Thimphu festival has two parts: the first is the Lhamo Dromchoe, and the second the Gongdue Tshechu. The dances at the Lhamo Dromchoe or the ‘Great Achieving Prayer of the Female Deities’ was introduced by Gyalse Kunga Gyaltshen (1689-1713) in 1710. During a retreat at Chagri monastery, he experienced visions of Palden Lhamo, a powerful protective deity. Based on these experiences, Gyalse Kunga Gyaltshen introduced this sacred dance.
During Lhamo Dromchoe, 21 female protective deities – Palden Lhamo and her retinue – are invoked for the entire two-week prayer.
Over 300 monks assemble inside a large shrine dedicated to Palden Lhamo whose blessings are believed to usher in peace, prosperity and stability for Bhutan. The monks gather daily at 3 a.m. to pray while the Black Hat Dance is also performed each morning inside the main chapel.
Thimphu Tshechu, held in Bhutan’s capital city, was initiated by the 4th Temporal Ruler of Bhutan, Gyalse Tenzin Rabgay in 1867. The festival underwent a change in the 1950s, when the third King Jigme Dorji Wangchuck, introduced numerous Boed chhams (mask dances performed by lay monks). The additions has added colour without compromising the spiritual significance.
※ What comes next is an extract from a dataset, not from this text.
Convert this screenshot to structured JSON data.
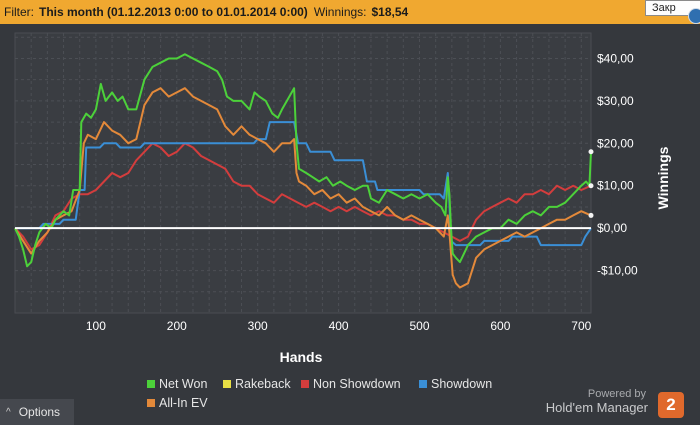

From the year of its establishment in 1687, Thimphu Tshechu was performed inside Trashichodzong courtyard until 2007. However, because of the steady increase in attendees, the inner courtyard became too congested to properly perform the rites. Therefore, to accommodate a growing numbers of viewers, a new Tshechu stadium was constructed and named Tendrel Thang, meaning ‘Auspicious Ground’.